Parece lógico, aunque no tendría que ser así. La propia ordenanza define publicidad exterior como “la que es visible desde las vías y espacios públicos siendo susceptible de atraer la atención de quienes se encuentren en espacios abiertos, transiten por la vía pública, circulen en medios privados o públicos de transporte y, en general, permanezcan o discurran por lugares o ámbitos de utilización común”. Por lo tanto, solo habría que regularla en su especificidad, algo que ya se intentó hace relativamente poco. En septiembre de 2018 el Ayuntamiento, entonces gobernado por Ahora Madrid, aprobó una puesta al día de la Ordenanza de Publicidad Exterior de 2009 que pretendía, entre otras cosas, corregir dicho vacío legal acerca de las pantallas anunciadoras, que por entonces empezaban a proliferar. Sin embargo, el mismo equipo consistorial renunció a su aprobación definitiva porque quería hacer una nueva norma que nunca llegó a ver la luz.
El texto nonato incorporaba una serie de limitaciones al respecto, como especificar una luminancia máxima, la limitación a una pantalla por fachada y la obligación de apagarlas a las diez de la noche, asuntos que a día de hoy no se cumplen. Reglas que, de hecho, están ya definidas para otros soportes luminosos y retroiluminados.
La industria del ruido visual y la saturación de estímulos contribuye a lo que nuestro colaborador Pedro Bravo denominó en algún lado ciudad bruxista (lean, es imperativo, su ensayo ¡Silencio!). En tiempos de prevención sobre la influencia de las pantallas en nuestra capacidad de atención, los estados de ansiedad y la crisis climática, permitimos que la publicidad cruce los límites del escaparate para deslumbrarnos inmisericordiosamente.

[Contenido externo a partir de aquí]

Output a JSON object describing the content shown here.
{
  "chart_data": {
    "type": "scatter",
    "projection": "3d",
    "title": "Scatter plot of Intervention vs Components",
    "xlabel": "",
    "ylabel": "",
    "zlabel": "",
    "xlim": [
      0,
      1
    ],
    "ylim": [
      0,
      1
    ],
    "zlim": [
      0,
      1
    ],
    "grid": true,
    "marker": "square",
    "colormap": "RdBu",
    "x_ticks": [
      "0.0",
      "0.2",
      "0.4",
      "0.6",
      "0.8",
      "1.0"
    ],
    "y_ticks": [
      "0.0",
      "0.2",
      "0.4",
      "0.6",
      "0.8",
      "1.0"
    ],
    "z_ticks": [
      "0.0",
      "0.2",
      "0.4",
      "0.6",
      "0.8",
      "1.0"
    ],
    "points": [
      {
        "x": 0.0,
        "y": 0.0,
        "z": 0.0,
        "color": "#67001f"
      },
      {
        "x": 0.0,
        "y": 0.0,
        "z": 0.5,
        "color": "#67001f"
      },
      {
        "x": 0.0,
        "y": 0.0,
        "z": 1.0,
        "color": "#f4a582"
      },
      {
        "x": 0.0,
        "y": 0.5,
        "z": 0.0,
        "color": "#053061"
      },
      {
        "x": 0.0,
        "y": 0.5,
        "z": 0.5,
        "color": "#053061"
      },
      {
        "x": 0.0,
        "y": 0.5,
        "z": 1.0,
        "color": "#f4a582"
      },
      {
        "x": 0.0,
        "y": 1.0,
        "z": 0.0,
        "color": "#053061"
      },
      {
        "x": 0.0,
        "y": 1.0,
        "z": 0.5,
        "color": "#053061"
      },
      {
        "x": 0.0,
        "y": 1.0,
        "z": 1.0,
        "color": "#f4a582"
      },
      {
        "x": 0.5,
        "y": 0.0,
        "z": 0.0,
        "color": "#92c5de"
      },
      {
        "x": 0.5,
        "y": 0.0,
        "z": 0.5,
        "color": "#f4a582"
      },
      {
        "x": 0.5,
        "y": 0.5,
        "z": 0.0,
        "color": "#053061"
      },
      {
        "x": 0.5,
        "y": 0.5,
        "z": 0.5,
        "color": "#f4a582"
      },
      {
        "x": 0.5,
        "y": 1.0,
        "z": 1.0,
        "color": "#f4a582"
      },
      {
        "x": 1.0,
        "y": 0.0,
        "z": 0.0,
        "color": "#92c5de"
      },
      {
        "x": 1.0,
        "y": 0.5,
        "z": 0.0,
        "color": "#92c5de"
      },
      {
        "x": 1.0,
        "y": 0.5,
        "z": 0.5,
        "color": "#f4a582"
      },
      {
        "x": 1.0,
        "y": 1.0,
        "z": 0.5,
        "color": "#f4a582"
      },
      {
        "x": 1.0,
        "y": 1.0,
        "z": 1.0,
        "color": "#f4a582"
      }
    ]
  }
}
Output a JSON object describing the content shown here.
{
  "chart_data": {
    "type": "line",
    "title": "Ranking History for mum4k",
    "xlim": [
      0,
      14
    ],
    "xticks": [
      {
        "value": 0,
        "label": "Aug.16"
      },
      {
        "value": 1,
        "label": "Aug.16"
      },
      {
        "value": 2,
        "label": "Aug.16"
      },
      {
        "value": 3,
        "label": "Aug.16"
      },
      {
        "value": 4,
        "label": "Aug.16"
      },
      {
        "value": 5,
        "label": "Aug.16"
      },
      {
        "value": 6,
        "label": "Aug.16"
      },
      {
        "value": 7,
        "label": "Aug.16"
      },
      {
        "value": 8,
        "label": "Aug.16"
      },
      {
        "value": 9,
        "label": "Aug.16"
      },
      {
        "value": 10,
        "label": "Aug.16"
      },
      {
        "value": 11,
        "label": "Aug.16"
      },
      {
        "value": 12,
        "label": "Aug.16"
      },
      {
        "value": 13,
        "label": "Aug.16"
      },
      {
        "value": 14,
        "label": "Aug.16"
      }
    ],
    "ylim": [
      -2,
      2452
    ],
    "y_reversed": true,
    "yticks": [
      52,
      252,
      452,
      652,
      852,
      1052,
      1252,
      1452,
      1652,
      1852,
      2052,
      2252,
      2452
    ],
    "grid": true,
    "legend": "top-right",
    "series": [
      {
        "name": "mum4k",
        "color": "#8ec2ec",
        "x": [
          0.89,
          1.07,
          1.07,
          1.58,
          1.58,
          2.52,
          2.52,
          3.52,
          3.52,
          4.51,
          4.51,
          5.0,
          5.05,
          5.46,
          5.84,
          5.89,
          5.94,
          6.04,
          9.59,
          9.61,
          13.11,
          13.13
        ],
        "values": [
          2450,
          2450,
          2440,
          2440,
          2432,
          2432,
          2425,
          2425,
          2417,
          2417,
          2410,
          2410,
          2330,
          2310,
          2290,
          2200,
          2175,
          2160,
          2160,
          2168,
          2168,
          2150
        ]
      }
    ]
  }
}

Una violación de nuestros sentidos consustancial a la naturaleza misma de la práctica. Ha florecido un modelo de negocio ligado a la publicidad en pantallas en comercios, con numerosas empresas que ofrecen modelos de renting de las pantallas, producción y gestión de los contenidos. Pantallas LED o LCD que se anuncian en sus reclamos comerciales como “de alta luminosidad” e idóneas para “captar la atención del transeúnte desde distancias muy alejadas.” Negro sobre blanco (y luz).
Si volvemos a las profecías cumplidas del cine de los años ochenta, tendremos que pensar en la versión distópica de Los Ángeles que Ridley Scott nos mostraba en Blade Runner (en este caso era 2019), una mega urbe contaminada cuyos edificios enseñaban orgullosos destellos luminosos y pantallas gigantes. Como suele suceder con este tipo de comparaciones, allí todos, personajes y escenarios, eran más guapos que nosotros, que vamos por la vida sin director de fotografía. Y yo no puedo evitar preguntarme, ¿por qué nos empeñamos en caminar hacia las distopías si siempre nos salen tan feas?